Appropriately, then, we have been reminded a few times this week of the Psalmist’s words (Psalm 133: 1-2):

How very good and pleasant it is
when kindred live together in unity!
It is like the precious oil on the head,
running down upon the beard,
on the beard of Aaron,
running down over the collar of his robes

Secondly, for the rabbis, Jacob’s blessing of Pharaoh (verse 7) enacts the earlier promises in this book (see Genesis 12: 3, 22: 18, 26: 4 and 28: 14) that through the descendants of Abraham the other families of the earth would be blessed. The report of Genesis 47: 27 that the Israelites were fruitful and multiplied finds an echo in Exodus 1: 7.

Thirdly, among the many Rabbinical interpretations of Genesis 47, Rabbi Jose said that while the Egyptians befriended the Israelites only for their own benefit, they were, nevertheless, rewarded for their hospitality. He concluded that if Providence thus rewards one with mixed motives, Providence will reward even more one who selflessly shows hospitality (Babylonian Talmud Berakhot, 63b).

So, here we have:

● the value of dwelling together in harmony in the family of faith;

● hope for God’s blessings to all nations and peoples through the family of faith;

● and the importance of hospitality, whether it is half-hearted or, even better, full-hearted.

These are three important themes – harmony, hope and hospitality – to take away with us today from this morning’s Old Testament reading.

The Collects:

Merciful Lord,
Grant your people grace to withstand the temptations
of the world, the flesh and the devil
and with pure hearts and minds to follow you, the only God;
through Jesus Christ our Lord. Amen.

Almighty and everlasting God,
you hate nothing that you have made
and forgive the sins of all those who are penitent:
Create and make in us new and contrite hearts
that we, worthily lamenting our sins
and acknowledging our wretchedness,
may receive from you, the God of all mercy,
perfect remission and forgiveness;
through Jesus Christ Our Lord, Amen. Amen.

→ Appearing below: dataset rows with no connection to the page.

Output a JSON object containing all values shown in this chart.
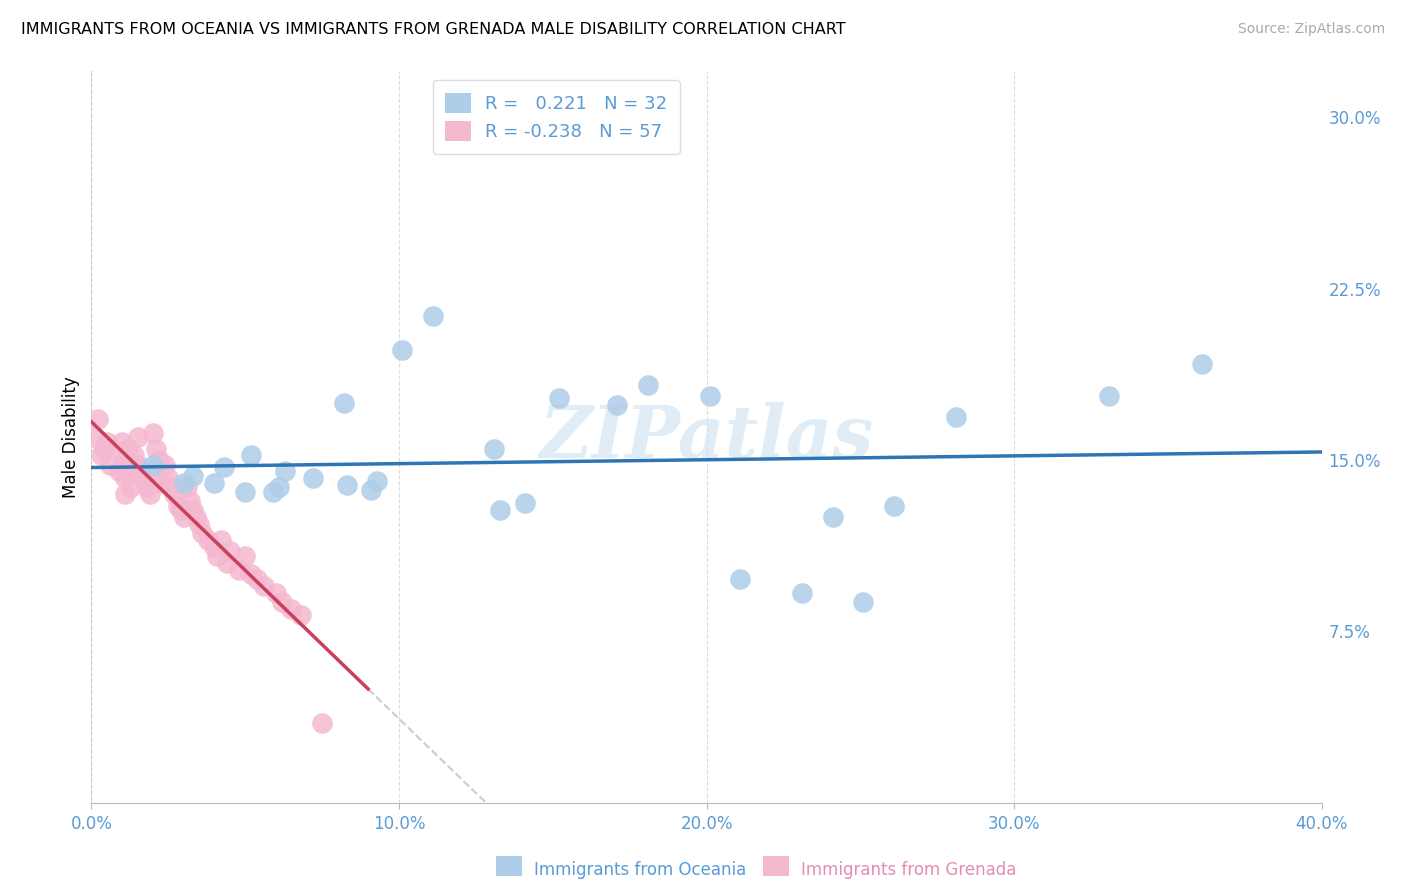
{
  "title": "IMMIGRANTS FROM OCEANIA VS IMMIGRANTS FROM GRENADA MALE DISABILITY CORRELATION CHART",
  "source": "Source: ZipAtlas.com",
  "accent_color": "#5b9bd5",
  "pink_color": "#e48cb4",
  "blue_scatter": "#aecde8",
  "pink_scatter": "#f4b8cf",
  "blue_line": "#2e75b6",
  "pink_line": "#c9405a",
  "dash_color": "#cccccc",
  "xlim": [
    0.0,
    0.4
  ],
  "ylim": [
    0.0,
    0.32
  ],
  "xticks": [
    0.0,
    0.1,
    0.2,
    0.3,
    0.4
  ],
  "xtick_labels": [
    "0.0%",
    "10.0%",
    "20.0%",
    "30.0%",
    "40.0%"
  ],
  "ytick_vals": [
    0.075,
    0.15,
    0.225,
    0.3
  ],
  "ytick_labels": [
    "7.5%",
    "15.0%",
    "22.5%",
    "30.0%"
  ],
  "oceania_R": "0.221",
  "oceania_N": "32",
  "grenada_R": "-0.238",
  "grenada_N": "57",
  "ylabel": "Male Disability",
  "legend_label1": "Immigrants from Oceania",
  "legend_label2": "Immigrants from Grenada",
  "watermark": "ZIPatlas",
  "oceania_x": [
    0.02,
    0.03,
    0.033,
    0.04,
    0.043,
    0.05,
    0.052,
    0.059,
    0.061,
    0.063,
    0.072,
    0.082,
    0.083,
    0.091,
    0.093,
    0.101,
    0.111,
    0.131,
    0.133,
    0.141,
    0.152,
    0.171,
    0.181,
    0.201,
    0.211,
    0.231,
    0.241,
    0.251,
    0.261,
    0.281,
    0.331,
    0.361
  ],
  "oceania_y": [
    0.148,
    0.14,
    0.143,
    0.14,
    0.147,
    0.136,
    0.152,
    0.136,
    0.138,
    0.145,
    0.142,
    0.175,
    0.139,
    0.137,
    0.141,
    0.198,
    0.213,
    0.155,
    0.128,
    0.131,
    0.177,
    0.174,
    0.183,
    0.178,
    0.098,
    0.092,
    0.125,
    0.088,
    0.13,
    0.169,
    0.178,
    0.192
  ],
  "grenada_x": [
    0.001,
    0.002,
    0.003,
    0.004,
    0.005,
    0.006,
    0.009,
    0.01,
    0.01,
    0.011,
    0.011,
    0.011,
    0.012,
    0.012,
    0.013,
    0.013,
    0.014,
    0.015,
    0.015,
    0.016,
    0.017,
    0.018,
    0.019,
    0.02,
    0.021,
    0.022,
    0.022,
    0.023,
    0.024,
    0.025,
    0.026,
    0.027,
    0.028,
    0.029,
    0.03,
    0.031,
    0.032,
    0.033,
    0.034,
    0.035,
    0.036,
    0.038,
    0.04,
    0.041,
    0.042,
    0.044,
    0.045,
    0.048,
    0.05,
    0.052,
    0.054,
    0.056,
    0.06,
    0.062,
    0.065,
    0.068,
    0.075
  ],
  "grenada_y": [
    0.16,
    0.168,
    0.152,
    0.155,
    0.158,
    0.148,
    0.145,
    0.153,
    0.158,
    0.15,
    0.142,
    0.135,
    0.155,
    0.148,
    0.145,
    0.138,
    0.152,
    0.16,
    0.148,
    0.145,
    0.142,
    0.138,
    0.135,
    0.162,
    0.155,
    0.15,
    0.145,
    0.14,
    0.148,
    0.142,
    0.138,
    0.135,
    0.13,
    0.128,
    0.125,
    0.138,
    0.132,
    0.128,
    0.125,
    0.122,
    0.118,
    0.115,
    0.112,
    0.108,
    0.115,
    0.105,
    0.11,
    0.102,
    0.108,
    0.1,
    0.098,
    0.095,
    0.092,
    0.088,
    0.085,
    0.082,
    0.035
  ]
}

‘Joseph and His Brethren Welcomed by Pharaoh’ (before 1903), watercolour by James Tissot

Canon Patrick Comerford is Lecturer in Anglicanism and Liturgy, the Church of Ireland Theological Institute, and a canon of Christ Church Cathedral, Dublin. This reflection was shared at Morning Prayer on Friday 16 March 2012, and the illustrations were used on the chapel service sheets.